The people who claim to represent the interests of the workers are now calling for forcing the greedy swine to pay for workers’ pensions, and non workers’ pensions, and they want more money… strangely enough what the greedy swine were calling Social Security already while hoping to turn it into welfare as we knew it. And we know what happens to that: “We have the will but not the wallet. ha ha.”
Coberly,
[Thx, bro.]
“No matter how cynical you get, it is impossible to keep up.”
― Lily Tomlin
Wooley Bully and other MMT-ish fellow travelers,
Uncle borrowing supports private banking (lending reserves) and foreign trade (surplus trading partner currency reserves) with safe assets. It ain’t a great system, but it is a system that works for the middlemen, the very wealthy middlemen.

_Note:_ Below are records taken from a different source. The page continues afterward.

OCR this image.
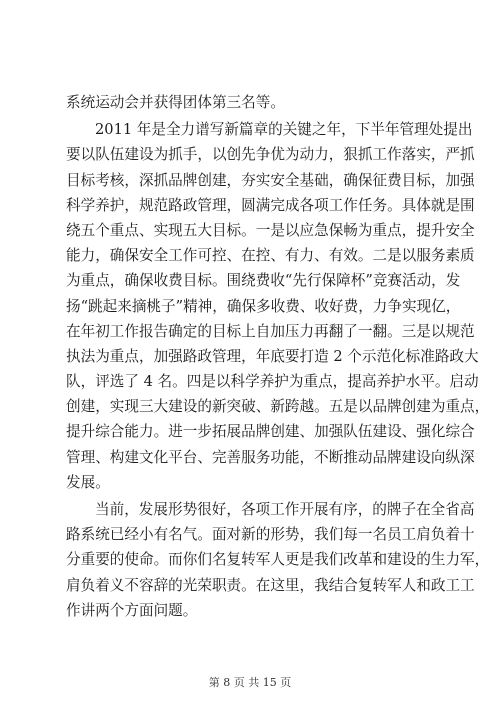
系统运动会并获得团体第三名等。
2011 年是全力谱写新篇章的关键之年，下半年管理处提出
要以队伍建设为抓手，以创先争优为动力，狠抓工作落实，严抓
目标考核，深抓品牌创建，夯实安全基础，确保征费目标，加强
科学养护，规范路政管理，圆满完成各项工作任务。具体就是围
绕五个重点、实现五大目标。一是以应急保畅为重点，提升安全
能力，确保安全工作可控、在控、有力、有效。二是以服务素质
为重点，确保收费目标。围绕费收“先行保障杯”竞赛活动，发
扬“跳起来摘桃子”精神，确保多收费、收好费，力争实现亿，
在年初工作报告确定的目标上自加压力再翻了一翻。三是以规范
执法为重点，加强路政管理，年底要打造 2 个示范化标准路政大
队，评选了 4 名。四是以科学养护为重点，提高养护水平。启动
创建，实现三大建设的新突破、新跨越。五是以品牌创建为重点，
提升综合能力。进一步拓展品牌创建、加强队伍建设、强化综合
管理、构建文化平台、完善服务功能，不断推动品牌建设向纵深
发展。
当前，发展形势很好，各项工作开展有序，的牌子在全省高
路系统已经小有名气。面对新的形势，我们每一名员工肩负着十
分重要的使命。而你们名复转军人更是我们改革和建设的生力军，
肩负着义不容辞的光荣职责。在这里，我结合复转军人和政工工
作讲两个方面问题。
第 8 页 共 15 页
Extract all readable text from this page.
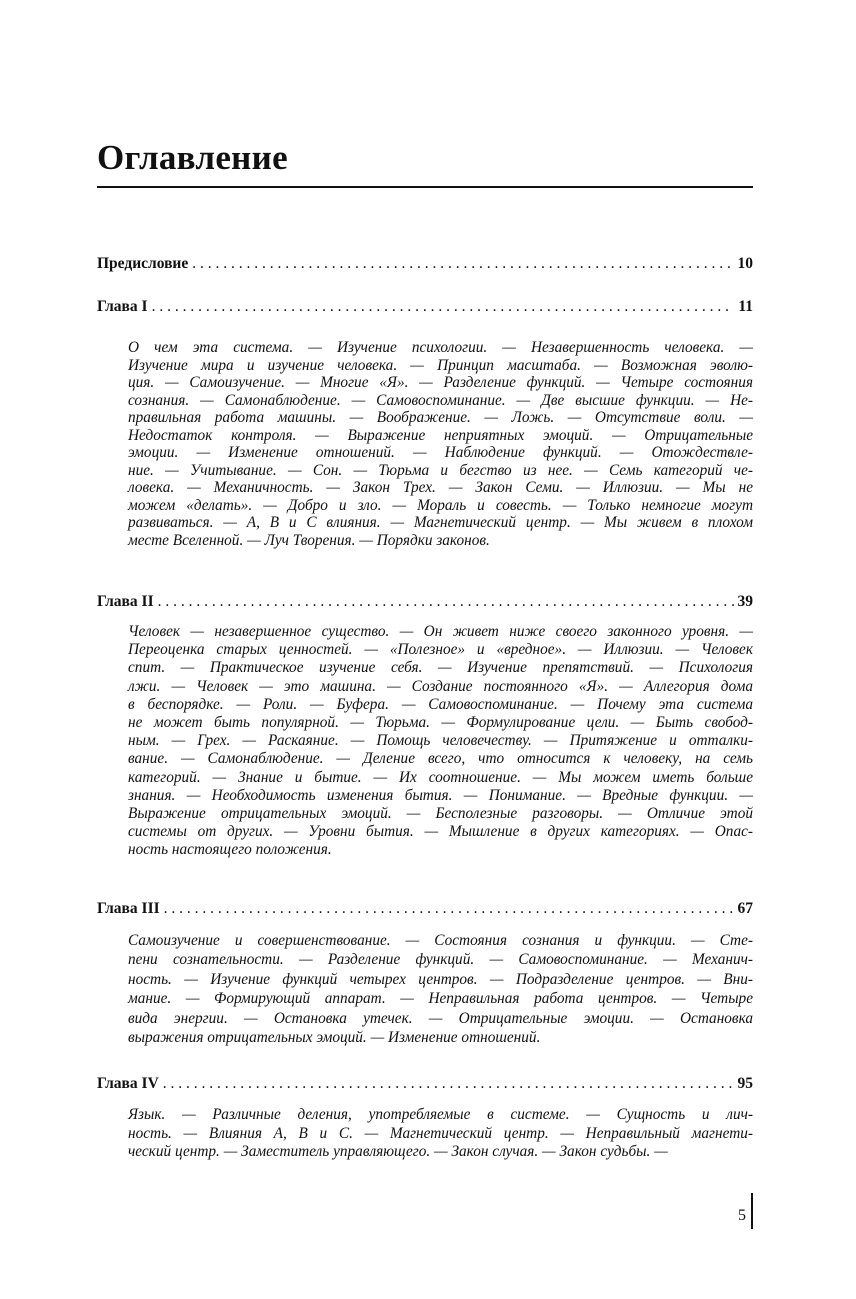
Оглавление
Предисловие . . .	10
Глава I . . .	11
О чем эта система. — Изучение психологии. — Незавершенность человека. —
Изучение мира и изучение человека. — Принцип масштаба. — Возможная эволю-
ция. — Самоизучение. — Многие «Я». — Разделение функций. — Четыре состояния
сознания. — Самонаблюдение. — Самовоспоминание. — Две высшие функции. — Не-
правильная работа машины. — Воображение. — Ложь. — Отсутствие воли. —
Недостаток контроля. — Выражение неприятных эмоций. — Отрицательные
эмоции. — Изменение отношений. — Наблюдение функций. — Отождествле-
ние. — Учитывание. — Сон. — Тюрьма и бегство из нее. — Семь категорий че-
ловека. — Механичность. — Закон Трех. — Закон Семи. — Иллюзии. — Мы не
можем «делать». — Добро и зло. — Мораль и совесть. — Только немногие могут
развиваться. — А, В и С влияния. — Магнетический центр. — Мы живем в плохом
месте Вселенной. — Луч Творения. — Порядки законов.
Глава II . . .	39
Человек — незавершенное существо. — Он живет ниже своего законного уровня. —
Переоценка старых ценностей. — «Полезное» и «вредное». — Иллюзии. — Человек
спит. — Практическое изучение себя. — Изучение препятствий. — Психология
лжи. — Человек — это машина. — Создание постоянного «Я». — Аллегория дома
в беспорядке. — Роли. — Буфера. — Самовоспоминание. — Почему эта система
не может быть популярной. — Тюрьма. — Формулирование цели. — Быть свобод-
ным. — Грех. — Раскаяние. — Помощь человечеству. — Притяжение и отталки-
вание. — Самонаблюдение. — Деление всего, что относится к человеку, на семь
категорий. — Знание и бытие. — Их соотношение. — Мы можем иметь больше
знания. — Необходимость изменения бытия. — Понимание. — Вредные функции. —
Выражение отрицательных эмоций. — Бесполезные разговоры. — Отличие этой
системы от других. — Уровни бытия. — Мышление в других категориях. — Опас-
ность настоящего положения.
Глава III . . .	67
Самоизучение и совершенствование. — Состояния сознания и функции. — Сте-
пени сознательности. — Разделение функций. — Самовоспоминание. — Механич-
ность. — Изучение функций четырех центров. — Подразделение центров. — Вни-
мание. — Формирующий аппарат. — Неправильная работа центров. — Четыре
вида энергии. — Остановка утечек. — Отрицательные эмоции. — Остановка
выражения отрицательных эмоций. — Изменение отношений.
Глава IV . . .	95
Язык. — Различные деления, употребляемые в системе. — Сущность и лич-
ность. — Влияния А, В и С. — Магнетический центр. — Неправильный магнети-
ческий центр. — Заместитель управляющего. — Закон случая. — Закон судьбы. —
5
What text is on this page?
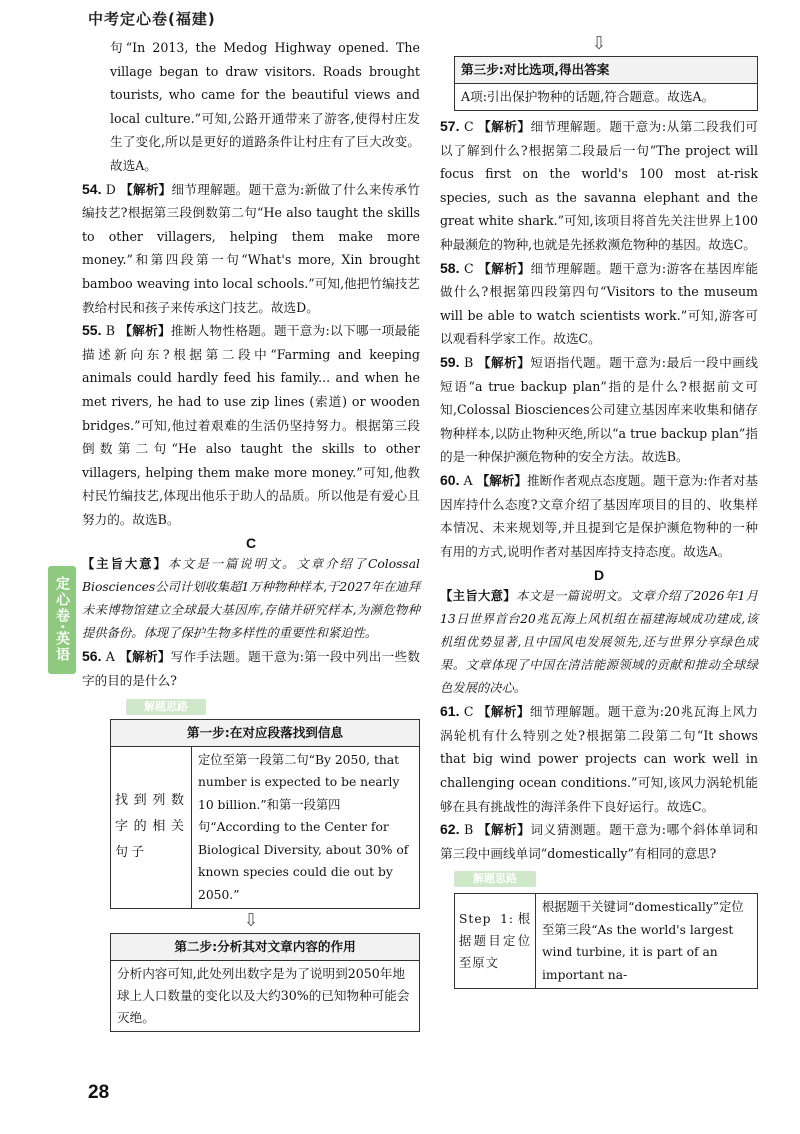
中考定心卷(福建)
定心卷·英语

句“In 2013, the Medog Highway opened. The village began to draw visitors. Roads brought tourists, who came for the beautiful views and local culture.”可知,公路开通带来了游客,使得村庄发生了变化,所以是更好的道路条件让村庄有了巨大改变。故选A。

54. D 【解析】细节理解题。题干意为:新做了什么来传承竹编技艺?根据第三段倒数第二句“He also taught the skills to other villagers, helping them make more money.”和第四段第一句“What's more, Xin brought bamboo weaving into local schools.”可知,他把竹编技艺教给村民和孩子来传承这门技艺。故选D。

55. B 【解析】推断人物性格题。题干意为:以下哪一项最能描述新向东?根据第二段中“Farming and keeping animals could hardly feed his family... and when he met rivers, he had to use zip lines (索道) or wooden bridges.”可知,他过着艰难的生活仍坚持努力。根据第三段倒数第二句“He also taught the skills to other villagers, helping them make more money.”可知,他教村民竹编技艺,体现出他乐于助人的品质。所以他是有爱心且努力的。故选B。

C

【主旨大意】本文是一篇说明文。文章介绍了Colossal Biosciences公司计划收集超1万种物种样本,于2027年在迪拜未来博物馆建立全球最大基因库,存储并研究样本,为濒危物种提供备份。体现了保护生物多样性的重要性和紧迫性。

56. A 【解析】写作手法题。题干意为:第一段中列出一些数字的目的是什么?

解题思路
第一步:在对应段落找到信息
找到列数字的相关句子
定位至第一段第二句“By 2050, that number is expected to be nearly 10 billion.”和第一段第四句“According to the Center for Biological Diversity, about 30% of known species could die out by 2050.”
⇩
第二步:分析其对文章内容的作用
分析内容可知,此处列出数字是为了说明到2050年地球上人口数量的变化以及大约30%的已知物种可能会灭绝。
⇩
第三步:对比选项,得出答案
A项:引出保护物种的话题,符合题意。故选A。

57. C 【解析】细节理解题。题干意为:从第二段我们可以了解到什么?根据第二段最后一句“The project will focus first on the world's 100 most at-risk species, such as the savanna elephant and the great white shark.”可知,该项目将首先关注世界上100种最濒危的物种,也就是先拯救濒危物种的基因。故选C。

58. C 【解析】细节理解题。题干意为:游客在基因库能做什么?根据第四段第四句“Visitors to the museum will be able to watch scientists work.”可知,游客可以观看科学家工作。故选C。

59. B 【解析】短语指代题。题干意为:最后一段中画线短语“a true backup plan”指的是什么?根据前文可知,Colossal Biosciences公司建立基因库来收集和储存物种样本,以防止物种灭绝,所以“a true backup plan”指的是一种保护濒危物种的安全方法。故选B。

60. A 【解析】推断作者观点态度题。题干意为:作者对基因库持什么态度?文章介绍了基因库项目的目的、收集样本情况、未来规划等,并且提到它是保护濒危物种的一种有用的方式,说明作者对基因库持支持态度。故选A。

D

【主旨大意】本文是一篇说明文。文章介绍了2026年1月13日世界首台20兆瓦海上风机组在福建海域成功建成,该机组优势显著,且中国风电发展领先,还与世界分享绿色成果。文章体现了中国在清洁能源领域的贡献和推动全球绿色发展的决心。

61. C 【解析】细节理解题。题干意为:20兆瓦海上风力涡轮机有什么特别之处?根据第二段第二句“It shows that big wind power projects can work well in challenging ocean conditions.”可知,该风力涡轮机能够在具有挑战性的海洋条件下良好运行。故选C。

62. B 【解析】词义猜测题。题干意为:哪个斜体单词和第三段中画线单词“domestically”有相同的意思?

解题思路
Step 1:根据题目定位至原文
根据题干关键词“domestically”定位至第三段“As the world's largest wind turbine, it is part of an important na-
28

The US once had an advanced industrial economy, but middlemen have more rentier arbitrage opportunities than industrialists. True though that there are less rigid constraints on a sovereign fiat currency in a closed economy with socialized banking.
I suppose I shouldn’t encourage more nonsense from Coberly, But his “GDP doesn’t include comments need correction. GDP does not include some activities that some might consider productive, like unpaid housework. But so what. It includes all the goods & services people buy & consume in their daily lives & that’s all it purports to measure. It doesn’t include transfer payments when they’re made, but it does include them when their spent – just as it should.
The income side of GDP does include the wages paid to government workers (just as it should – they’re people too) & does include taxes that go into the direct costs of the products/services people buy, like sales taxes. But it does not include personal or corporate income taxes or personal property taxes or the government’s borrowing – so those taxes obviously don’t fund that spending.
It’s understandable how upsetting some of these MMT-like realizations can be. To find that much of what you have believed for years about money is untrue certainly engenders cognitive dissonance. But a monetary sovereign does not have the the same financial constraints as individuals & businesses (or your local/state governments) & never did.
That’s just been hidden from us for years out of fear of what politicians would do once they realized their spending is unconstrained. MMT didn’t create this, they just shined a light on it. But it’s Trump that brought it into clear public view – first the gigantic tax cut for the wealthy & now the spending of multi-trillions responding to the pandemic.
Whereas MMTers hoped this unveiling would encourage left-wing causes (like building a better safety net for people), as Trump is showing, it’s equally applicable to right-wing causes. (Most of this current spending is going into compensating the wealthy for the losses the pandemic is exposing them to). As Michael Hudson said the other day, “In the debates with Bernie Sanders during the spring, Biden and Klobuchar kept saying, ‘What we’re paying for Medicare-for-All will be $1 trillion over 10 years.’ Well, here the Fed can create $1.5 trillion in one week just to buy stocks.”
Another data dump from SSA this AM:
LIFE TABLES FOR THE USA
This is a 186 page beast. If you’re interest in how long you might live, or what you might die of this will give some answers.
The data covers 1900-2100. There are many tables and graphs that show how devastating the 1918 flue was. The average expected life fell from 65 to 48 in that year.
(Only if you’re bored):
https://www.ssa.gov/OACT/NOTES/pdf_studies/study120.pdf
Zimmer
I don’t see where you correct my nonsense. Does that mean yours is nonsense too?
There is a lot I don’t know about GDP accounting. But it looks to me like you don’t understand what you know.
If GDP does not count stock sales, or “transfer payments” why does that make FICA nonsense? Do they count bank deposits and withdrawals?
What are they trying to measure? What does that have to do with Social Security?
Now I have opened myself up to nonsense from you. Try to think carefully and make the best of it.